Conditional gestures in SwiftUI
15 Aug 2020 ⇐ Notes archive(This is an entry in my technical notebook. There will likely be typos, mistakes, or wider logical leaps — the intent here is to “let others look over my shoulder while I figure things out.”)
Conditionally enabling a gesture in SwiftUI wasn’t as intuitive for me compared to other modifiers. Showing or hiding a view is an .opacity(someCondition ? 1 : 0)
(or if
-else
in a ViewBuilder
or .hidden()
) away. But for gestures? It felt off to have to .gesture(someCondition ? DragGesture().onChanged { /* … */ }.onEnded { /* … */ } : DragGesture())

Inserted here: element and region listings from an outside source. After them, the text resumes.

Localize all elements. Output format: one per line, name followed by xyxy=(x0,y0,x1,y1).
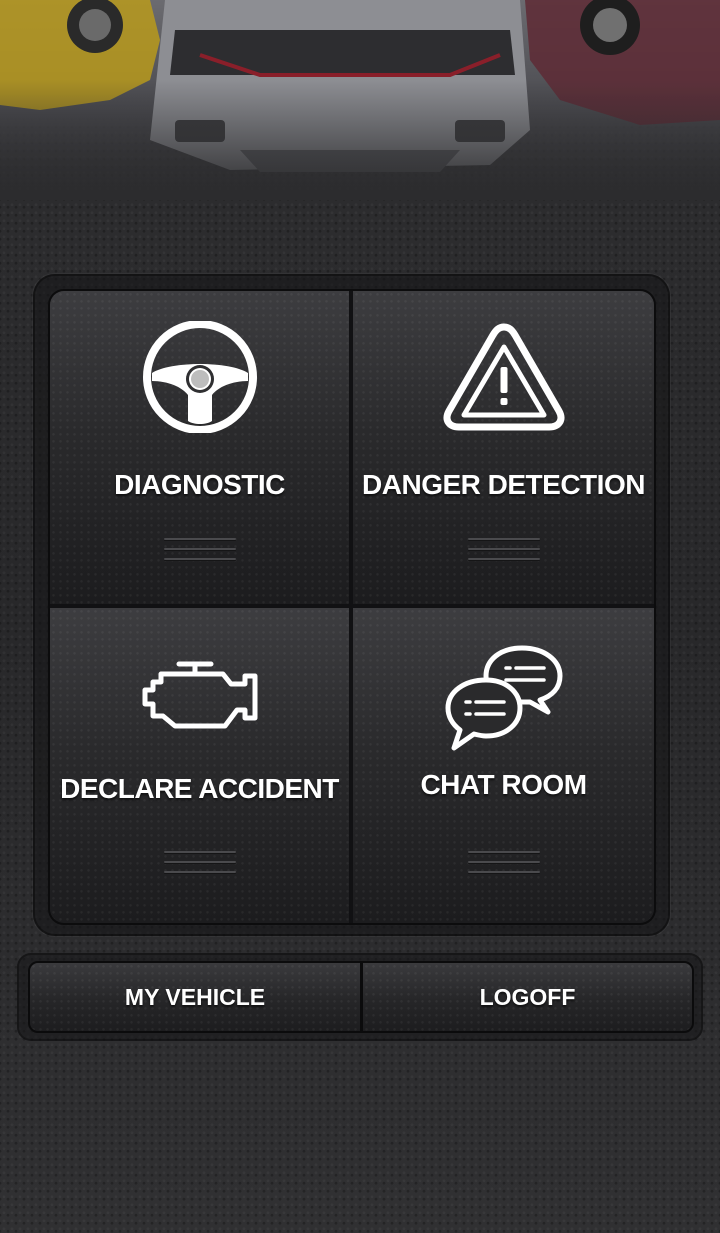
grip-lines-icon xyxy=(163,851,236,881)
grip-lines-icon xyxy=(163,538,236,568)
warning-triangle-icon xyxy=(443,323,564,431)
diagnostic-tile[interactable]: DIAGNOSTIC xyxy=(50,291,349,604)
declare-accident-label: DECLARE ACCIDENT xyxy=(60,773,339,804)
my-vehicle-button[interactable]: MY VEHICLE xyxy=(30,963,360,1031)
diagnostic-label: DIAGNOSTIC xyxy=(114,469,285,500)
bottom-bar: MY VEHICLE LOGOFF xyxy=(28,961,694,1033)
declare-accident-tile[interactable]: DECLARE ACCIDENT xyxy=(50,608,349,923)
header-car-photo xyxy=(0,0,720,200)
grip-lines-icon xyxy=(467,851,540,881)
steering-wheel-icon xyxy=(142,321,257,433)
logoff-button[interactable]: LOGOFF xyxy=(363,963,692,1031)
danger-detection-tile[interactable]: DANGER DETECTION xyxy=(353,291,654,604)
engine-icon xyxy=(142,661,257,729)
grip-lines-icon xyxy=(467,538,540,568)
chat-room-tile[interactable]: CHAT ROOM xyxy=(353,608,654,923)
chat-bubbles-icon xyxy=(445,645,562,751)
danger-detection-label: DANGER DETECTION xyxy=(362,469,645,500)
chat-room-label: CHAT ROOM xyxy=(420,769,587,800)
menu-grid: DIAGNOSTIC DANGER DETECTION DECLARE ACCI… xyxy=(48,289,656,925)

, where the first branch returns a live gesture and the second, an inert one. The types returned from the ternary need to line up — there’s an AnyGesture
eraser in the framework that usually helps in these situations, yet it still begs the question of which instance to erase in the disabled case.

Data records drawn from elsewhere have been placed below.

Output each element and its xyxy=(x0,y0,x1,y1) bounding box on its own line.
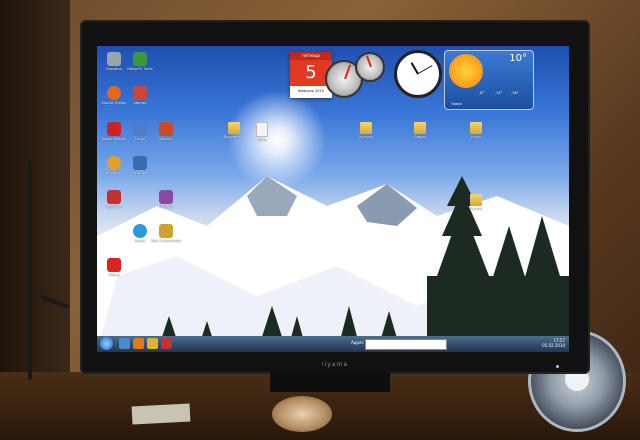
recycle-bin-icon xyxy=(107,52,121,66)
nokia-icon xyxy=(133,52,147,66)
folder-icon xyxy=(228,122,240,134)
ie-icon[interactable] xyxy=(119,338,130,349)
forecast-day: -12° xyxy=(495,91,503,95)
folder-icon xyxy=(414,122,426,134)
system-tray-clock[interactable]: 17:57 05.02.2010 xyxy=(542,338,565,348)
desktop-icon[interactable]: Тотал xyxy=(127,122,153,141)
document-icon xyxy=(256,122,268,137)
paper-sheet xyxy=(131,403,191,425)
desktop-icon[interactable]: Skype xyxy=(127,224,153,243)
power-led xyxy=(556,365,559,368)
calendar-month: Февраль 2010 xyxy=(298,89,324,93)
cd-disc xyxy=(272,396,332,432)
desktop-folder[interactable]: Фото xyxy=(249,122,275,142)
daemon-icon xyxy=(107,190,121,204)
desktop-icon[interactable]: Аватар xyxy=(127,86,153,105)
memory-gauge[interactable] xyxy=(355,52,385,82)
folder-icon xyxy=(470,122,482,134)
weather-city: Томск xyxy=(451,102,462,106)
clock-minute-hand xyxy=(417,65,433,75)
media-taskbar-icon[interactable] xyxy=(161,338,172,349)
folder-icon xyxy=(360,122,372,134)
desktop-folder[interactable]: Музыка xyxy=(353,122,379,139)
firefox-icon xyxy=(107,86,121,100)
acdsee-icon xyxy=(133,156,147,170)
firefox-taskbar-icon[interactable] xyxy=(133,338,144,349)
desktop-icon[interactable]: BitComet xyxy=(101,156,127,175)
desktop-folder[interactable]: Разное xyxy=(463,194,489,211)
address-label: Адрес xyxy=(351,340,364,345)
clock-gadget[interactable] xyxy=(394,50,442,98)
winrar-icon xyxy=(159,190,173,204)
address-input[interactable] xyxy=(365,339,447,350)
opera-icon xyxy=(107,258,121,272)
cable xyxy=(28,160,32,380)
desktop-icon[interactable]: Opera xyxy=(101,258,127,277)
forecast-day: -8° xyxy=(479,91,485,95)
taskbar: Адрес 17:57 05.02.2010 xyxy=(97,336,569,352)
desktop-icon[interactable]: Mozilla Firefox xyxy=(101,86,127,105)
total-commander-icon xyxy=(159,224,173,238)
desktop-icon[interactable]: Total Commander xyxy=(151,224,181,243)
desktop-screen: Корзина Nokia PC Suite Mozilla Firefox А… xyxy=(97,46,569,352)
forecast-day: -16° xyxy=(511,91,519,95)
folder-icon xyxy=(470,194,482,206)
weather-temperature: 10° xyxy=(509,53,527,64)
monitor-brand: iiyama xyxy=(321,361,349,368)
desktop-folder[interactable]: Документы xyxy=(221,122,247,139)
skype-icon xyxy=(133,224,147,238)
desktop-folder[interactable]: Игры xyxy=(463,122,489,139)
explorer-taskbar-icon[interactable] xyxy=(147,338,158,349)
desktop-icon[interactable]: Nokia PC Suite xyxy=(127,52,153,71)
weather-gadget[interactable]: 10° Томск -8° -12° -16° xyxy=(444,50,534,110)
desktop-icon[interactable]: Adobe Reader xyxy=(101,122,127,141)
desktop-icon[interactable]: Daemon xyxy=(101,190,127,209)
desktop-folder[interactable]: Видео xyxy=(407,122,433,139)
sun-icon xyxy=(449,54,483,88)
avatar-icon xyxy=(133,86,147,100)
calendar-weekday: пятница xyxy=(290,52,332,60)
wallpaper-landscape xyxy=(97,176,569,352)
bitcomet-icon xyxy=(107,156,121,170)
desktop-icon[interactable]: WinRAR xyxy=(153,190,179,209)
app-icon xyxy=(159,122,173,136)
app-icon xyxy=(133,122,147,136)
start-button[interactable] xyxy=(100,337,113,350)
desktop-icon[interactable]: Корзина xyxy=(101,52,127,71)
adobe-reader-icon xyxy=(107,122,121,136)
desktop-icon[interactable]: Мастер xyxy=(153,122,179,141)
desktop-icon[interactable]: ACDSee xyxy=(127,156,153,175)
monitor-stand xyxy=(270,372,390,392)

A search online for “SwiftUI disable gesture” tops out with Paul Hudson’s post, “Disabling user interactivity with allowsHitTesting(_:)
” and while that modifier works in some situations, it was too coarse for the one I was in. I needed to disable a drag gesture and keep a tap gesture on the same view in tact and allowsHitTesting
wholesale disables both.
Poking around the Gesture
protocol’s listed conformances had the answer I was looking for — Optional
conditionally conforms to Gesture
!
And Harlan Haskins helped me tidy the above ternary to .gesture(someCondition ? DragGesture().onChanged { /* … */ }.onEnded { /* … */ } : nil)
. What’s wicked here is the gesture is of type _EndedGesture<_ChangedGesture<DragGesture>>
and Swift is able to promote the nil
to an optionally-wrapped version without any added annotations.